Christopher Coté is speaking sternly to a Pixar-style desk lamp.
“Arduino,” he says, in the tone of voice you might use to catch Siri’s attention, and it chirps to show that it recognized the call sign. “Let there be light.” In response, the lamp blinks on, illuminating Coté’s face with a warm glow.
Coté, a researcher at CRT Labs, built the lamp to experiment with MOVI, an Arduino shield designed specifically to provide onboard speech recognition and synthesis. It’s notable less for any single breakthrough than for wrangling a handful of existing open source speech tools into a board that makes it dirt-simple to add voice control to an Arduino project. And unlike an off-the-shelf smart speaker like Google Home or Amazon Echo, MOVI does it all locally — nothing gets sent to the cloud, alleviating concerns about privacy and security.
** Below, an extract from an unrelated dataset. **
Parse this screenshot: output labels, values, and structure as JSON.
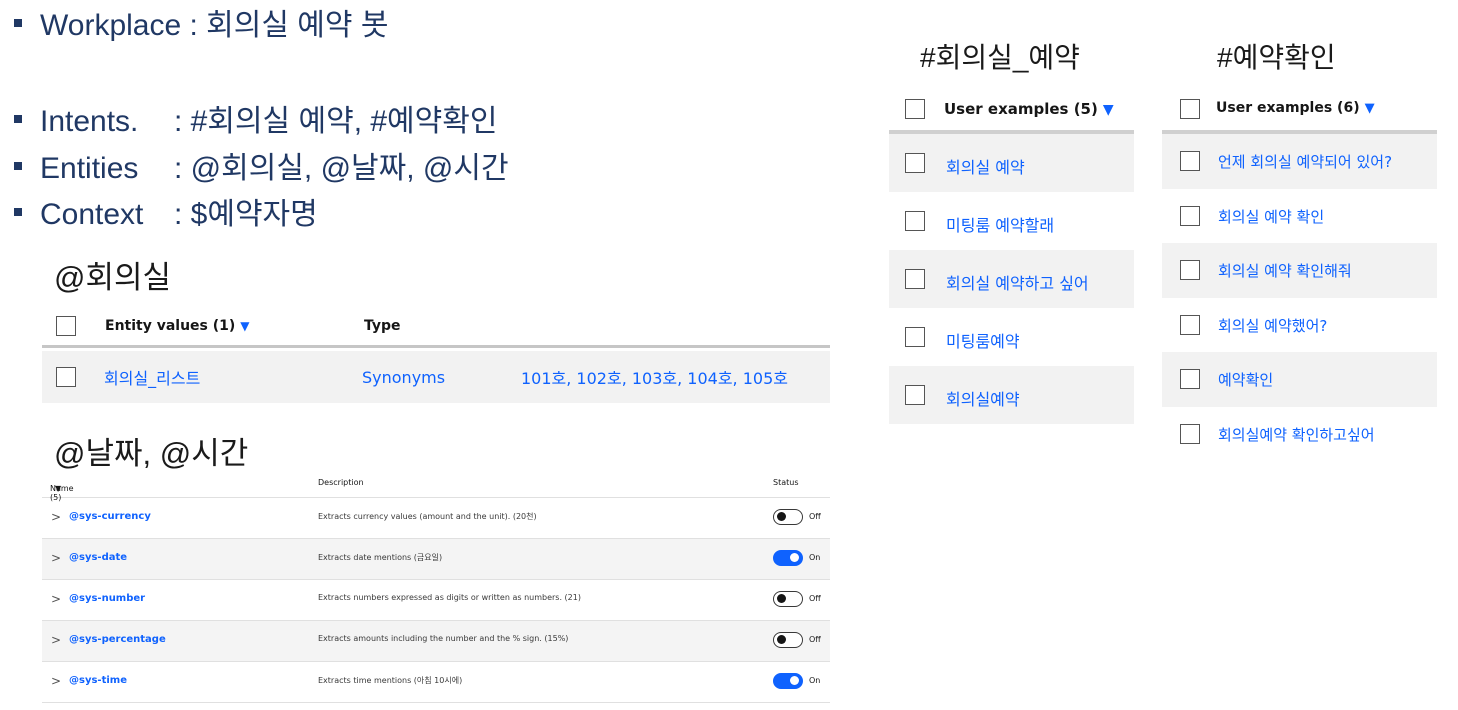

“The driving factor for us was the ability to be completely disconnected,” said Bertrand Irissou, one of MOVI’s creators. “It’s great to have all these devices connected to the cloud, but if the internet goes down, they won’t work anymore.”
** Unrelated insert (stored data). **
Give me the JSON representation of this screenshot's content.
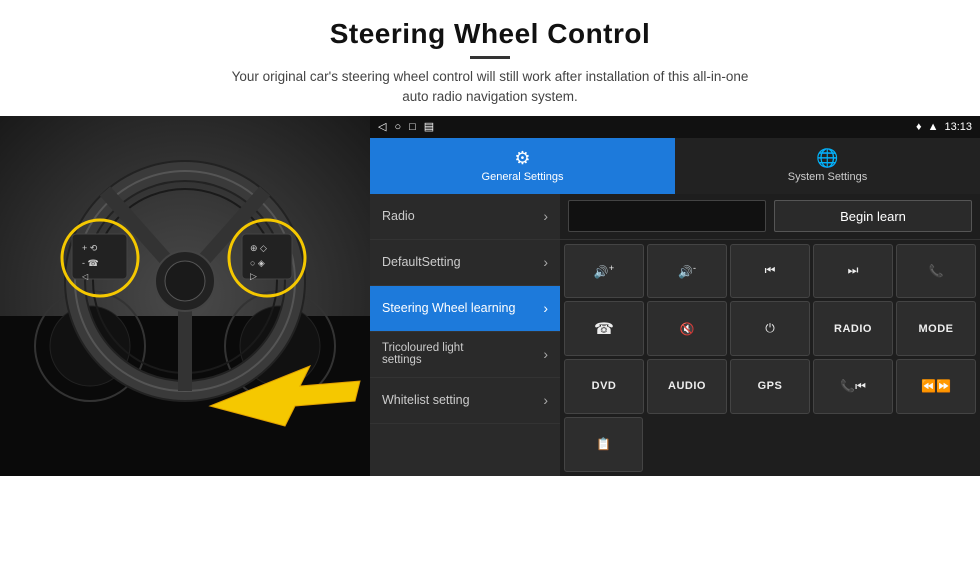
{
  "header": {
    "title": "Steering Wheel Control",
    "subtitle": "Your original car's steering wheel control will still work after installation of this all-in-one\nauto radio navigation system."
  },
  "status_bar": {
    "icons": [
      "◁",
      "○",
      "□",
      "▤"
    ],
    "right_icons": "♥ ▲",
    "time": "13:13"
  },
  "tabs": [
    {
      "id": "general",
      "label": "General Settings",
      "active": true
    },
    {
      "id": "system",
      "label": "System Settings",
      "active": false
    }
  ],
  "menu_items": [
    {
      "id": "radio",
      "label": "Radio",
      "active": false
    },
    {
      "id": "default",
      "label": "DefaultSetting",
      "active": false
    },
    {
      "id": "steering",
      "label": "Steering Wheel learning",
      "active": true
    },
    {
      "id": "tricolour",
      "label": "Tricoloured light settings",
      "active": false
    },
    {
      "id": "whitelist",
      "label": "Whitelist setting",
      "active": false
    }
  ],
  "begin_learn_label": "Begin learn",
  "control_buttons": {
    "row1": [
      "🔊+",
      "🔊-",
      "⏮",
      "⏭",
      "📞"
    ],
    "row2": [
      "📞",
      "🔇",
      "⏻",
      "RADIO",
      "MODE"
    ],
    "row3": [
      "DVD",
      "AUDIO",
      "GPS",
      "📞⏮",
      "⏪⏩"
    ],
    "row4": [
      "📋"
    ]
  }
}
Watching MOVI in action, it’s easy to imagine a future in which smart homes look less like Google’s or Amazon’s walled gardens and more like Linux: an ecosystem of crowdsourced, customizable systems that provide the functionality you need without giving up control.
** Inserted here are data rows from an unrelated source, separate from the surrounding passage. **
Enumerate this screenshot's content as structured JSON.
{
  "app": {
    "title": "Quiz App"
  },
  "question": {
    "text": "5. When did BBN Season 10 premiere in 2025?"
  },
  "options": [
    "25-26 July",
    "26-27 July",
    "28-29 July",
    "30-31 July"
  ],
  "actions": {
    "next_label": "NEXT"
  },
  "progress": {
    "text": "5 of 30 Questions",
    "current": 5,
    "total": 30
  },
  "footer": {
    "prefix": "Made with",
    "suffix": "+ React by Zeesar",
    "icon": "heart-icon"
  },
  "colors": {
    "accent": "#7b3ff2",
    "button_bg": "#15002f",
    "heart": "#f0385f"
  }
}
Take Steve Quinn, another early adopter who works by day in the British space industry and spends his free time tinkering with open source smart home technology. When he unboxed his MOVI board, he quickly configured it to send commands through an ESP8266, via the MQTT IoT protocol, and into OpenHAB, an open source home automation system he’d already set up in his house. Before he knew it, he could access his home’s lighting and sensor networks by talking to them. Next, he plans to add code to control his television and security cameras.
“It’s an outstanding kit,” he said. “If the price comes down, I’ll have a few more of them.”
MOVI began its life about two years ago as a Kickstarter campaign by Irissou and a collaborator named Gerald Friedland. Demand continued after they delivered the initial units, so they’ve kept selling boards online for about $75 each, and they’ve seen users build everything from a voice-controlled wheelchair to interactive art installations. One of Irissou’s favorites is a voice activated Iron Man suit by a cosplayer named Julius Sanchez.
“The guy is not a programmer,” Irissou said. “He’s a maker with some rudimentary coding skills, and he was able to do things that just flabbergasted us.”